MEPS - Vol. 587 - FEATURE ARTICLE

Young adult atlantid heteropod Oxygyrus inflatus collected in the Atlantic Ocean during cruise AMT27. Maximum shell diameter (excluding keel) 1.6 mm. Photo: © K. Peijnenburg, E. Goetze, D. Wall-Palmer, L. Mekkes

Wall-Palmer D, Metcalfe B, Leng MJ, Sloane HJ, Ganssen G, Vinayachandran PN, Smart CW

 

Vertical distribution and diurnal migration of atlantid heteropods


Understanding the vertical distribution of aragonite shelled planktonic gastropods is essential when considering the effects of imminent ocean acidification and climate change. Using museum collections, Wall-Palmer and co-workers detected two patterns of atlantid heteropod vertical migration. Small species remained in shallow waters of <140 m at all times, whereas larger atlantids migrated to deep waters during the day, returning to shallow waters at night.
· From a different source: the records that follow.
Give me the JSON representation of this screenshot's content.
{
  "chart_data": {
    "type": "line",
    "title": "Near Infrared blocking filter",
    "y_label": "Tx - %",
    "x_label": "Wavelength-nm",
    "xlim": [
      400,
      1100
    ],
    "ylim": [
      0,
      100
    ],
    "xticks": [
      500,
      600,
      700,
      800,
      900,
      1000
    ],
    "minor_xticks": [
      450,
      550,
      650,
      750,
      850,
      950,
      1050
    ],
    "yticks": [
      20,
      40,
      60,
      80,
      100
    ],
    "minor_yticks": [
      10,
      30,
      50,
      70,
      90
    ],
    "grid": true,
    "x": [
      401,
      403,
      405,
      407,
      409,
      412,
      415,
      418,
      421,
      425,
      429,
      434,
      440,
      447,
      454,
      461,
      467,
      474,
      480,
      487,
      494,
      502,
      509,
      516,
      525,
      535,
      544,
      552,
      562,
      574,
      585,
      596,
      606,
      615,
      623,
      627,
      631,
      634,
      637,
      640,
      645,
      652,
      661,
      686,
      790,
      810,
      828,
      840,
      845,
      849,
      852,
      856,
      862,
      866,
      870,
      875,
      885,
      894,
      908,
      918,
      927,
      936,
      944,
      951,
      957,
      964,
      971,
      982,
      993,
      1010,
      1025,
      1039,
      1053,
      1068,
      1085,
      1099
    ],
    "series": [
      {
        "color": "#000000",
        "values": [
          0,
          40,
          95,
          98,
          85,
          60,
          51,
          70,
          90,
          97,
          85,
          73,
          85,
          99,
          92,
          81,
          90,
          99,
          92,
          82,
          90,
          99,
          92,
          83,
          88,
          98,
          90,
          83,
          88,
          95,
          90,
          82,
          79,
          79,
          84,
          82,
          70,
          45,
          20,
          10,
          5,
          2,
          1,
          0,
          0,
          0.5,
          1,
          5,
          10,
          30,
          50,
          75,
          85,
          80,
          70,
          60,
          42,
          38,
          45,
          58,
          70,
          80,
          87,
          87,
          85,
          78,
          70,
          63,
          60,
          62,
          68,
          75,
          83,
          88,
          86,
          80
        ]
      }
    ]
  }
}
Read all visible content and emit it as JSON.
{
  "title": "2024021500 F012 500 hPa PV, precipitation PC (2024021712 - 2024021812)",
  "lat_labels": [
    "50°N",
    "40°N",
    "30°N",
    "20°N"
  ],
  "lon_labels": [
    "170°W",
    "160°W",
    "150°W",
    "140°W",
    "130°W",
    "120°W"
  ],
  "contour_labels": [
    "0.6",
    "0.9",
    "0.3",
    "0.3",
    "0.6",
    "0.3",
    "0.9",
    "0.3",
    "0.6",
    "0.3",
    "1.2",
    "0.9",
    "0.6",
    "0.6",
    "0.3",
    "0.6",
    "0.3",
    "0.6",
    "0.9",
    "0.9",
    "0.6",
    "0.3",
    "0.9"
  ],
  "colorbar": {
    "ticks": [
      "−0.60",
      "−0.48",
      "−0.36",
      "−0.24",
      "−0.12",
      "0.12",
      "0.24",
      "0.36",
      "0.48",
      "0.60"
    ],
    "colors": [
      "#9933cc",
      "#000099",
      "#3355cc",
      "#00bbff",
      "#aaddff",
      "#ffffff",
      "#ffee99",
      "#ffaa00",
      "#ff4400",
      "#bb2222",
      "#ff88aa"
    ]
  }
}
Oxygen isotope ratios of atlantid shells revealed that calcification takes place within the upper 150 m of the water column, close to the Deep Chlorophyll Maximum, where food is abundant. This region is projected to experience the earliest and greatest anthropogenic ocean changes, strongly indicating that atlantid heteropods will be adversely affected in the near future.